Configure cache storage¶
StreamCache supports two storage modes. Choose based on whether your
dataset fits in RAM.
Memory-only mode (default)¶
When disk_path and disk_capacity are omitted, every batch is stored
as a reference-counted pointer (Arc<RecordBatch>) in RAM. Reads are
zero-copy and no serialisation happens.
from batchcorder import StreamCache
ds = StreamCache(source) # all batches kept in RAM
Batches accumulate until the stream is fully ingested. memory_capacity
has no effect in this mode — use disk mode if your dataset exceeds
available RAM.
Disk mode¶
Provide both disk_path and disk_capacity to enable on-disk storage.
Every batch is serialised to an append-only Arrow IPC file at ingestion
time. A hot layer keeps recently ingested batches in RAM to avoid
redundant disk reads.
import tempfile
from batchcorder import StreamCache
tmp = tempfile.mkdtemp()
ds = StreamCache(
source,
disk_path=tmp,
disk_capacity=2 << 30, # 2 GB disk budget
)
Concurrent readers use positional I/O (pread-style) to read different
offsets simultaneously without blocking each other.
Tuning the hot layer¶
In disk mode, memory_capacity controls how many bytes of recently
ingested batches are kept in RAM. Defaults to total physical RAM.
ds = StreamCache(
source,
memory_capacity=256 << 20, # 256 MB hot layer
disk_path=tmp,
disk_capacity=2 << 30,
)
Set memory_capacity to cover the data your hottest readers are
actively consuming. Batches that exceed the hot budget are served
directly from disk with no in-memory copy.
Bounded-memory streaming with max_readers¶
When you know how many times the stream will be read, set max_readers
to evict batches once all readers have advanced past them.
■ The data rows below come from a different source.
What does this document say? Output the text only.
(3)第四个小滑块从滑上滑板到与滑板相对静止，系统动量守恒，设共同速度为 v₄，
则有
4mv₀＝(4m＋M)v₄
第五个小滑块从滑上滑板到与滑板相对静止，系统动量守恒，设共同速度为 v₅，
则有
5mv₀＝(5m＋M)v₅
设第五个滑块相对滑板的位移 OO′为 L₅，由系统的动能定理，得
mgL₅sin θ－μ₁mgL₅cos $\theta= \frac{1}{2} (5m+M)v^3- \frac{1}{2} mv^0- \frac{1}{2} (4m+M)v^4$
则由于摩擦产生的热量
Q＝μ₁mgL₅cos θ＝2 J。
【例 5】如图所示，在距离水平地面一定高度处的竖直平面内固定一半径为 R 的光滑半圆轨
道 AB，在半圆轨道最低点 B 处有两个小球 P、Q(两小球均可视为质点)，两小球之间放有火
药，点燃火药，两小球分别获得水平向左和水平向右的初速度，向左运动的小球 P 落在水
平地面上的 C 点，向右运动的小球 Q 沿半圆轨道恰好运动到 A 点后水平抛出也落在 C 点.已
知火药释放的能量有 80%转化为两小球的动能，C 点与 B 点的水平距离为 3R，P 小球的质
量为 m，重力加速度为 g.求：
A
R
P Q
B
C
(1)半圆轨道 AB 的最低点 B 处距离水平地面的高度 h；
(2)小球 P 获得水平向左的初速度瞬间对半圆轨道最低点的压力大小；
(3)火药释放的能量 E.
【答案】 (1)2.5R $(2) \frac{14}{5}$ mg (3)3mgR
This keeps
memory usage proportional to the window between the slowest and fastest
reader, rather than the full stream.
ds = StreamCache(
source,
max_readers=2, # at most 2 reads of the stream
)
r1 = ds.reader()
r2 = ds.reader()
# As both readers advance, batches behind the slowest are freed.
result1 = pa.RecordBatchReader.from_stream(r1).read_all()
result2 = pa.RecordBatchReader.from_stream(r2).read_all()
Important: max_readers is a hard cap on the total number of
readers ever created — dropping a reader does not free a slot for a new
one. Once all max_readers readers have been created, no further
readers can be obtained. Eviction does not begin until all max_readers
readers have actually been created: with fewer readers, every batch is
retained so that future readers can still replay from the start.
Additionally, once batches have been evicted, reader(from_start=True)
raises ValueError because batch 0 is no longer available.
For disk-backed caches, eviction frees memory (hot layer and index entries) but not bytes already written to the append-only cache file — disk space is reclaimed only when the cache is closed or dropped.
When max_readers is omitted (default), all batches are retained
indefinitely and unlimited readers are allowed.
Training-loop workloads¶
For ML training loops where you replay the full stream each epoch, call
ingest_all() once at startup:
import os, tempfile
import pyarrow.parquet as pq
from batchcorder import StreamCache
tmp = tempfile.mkdtemp()
ds = StreamCache(
pq.read_table("shard_0.parquet"),
disk_path=tmp,
disk_capacity=4 << 30, # 4 GB
)
ds.ingest_all() # pull everything into cache before the training loop
All subsequent reads come from cache — no upstream I/O on replay.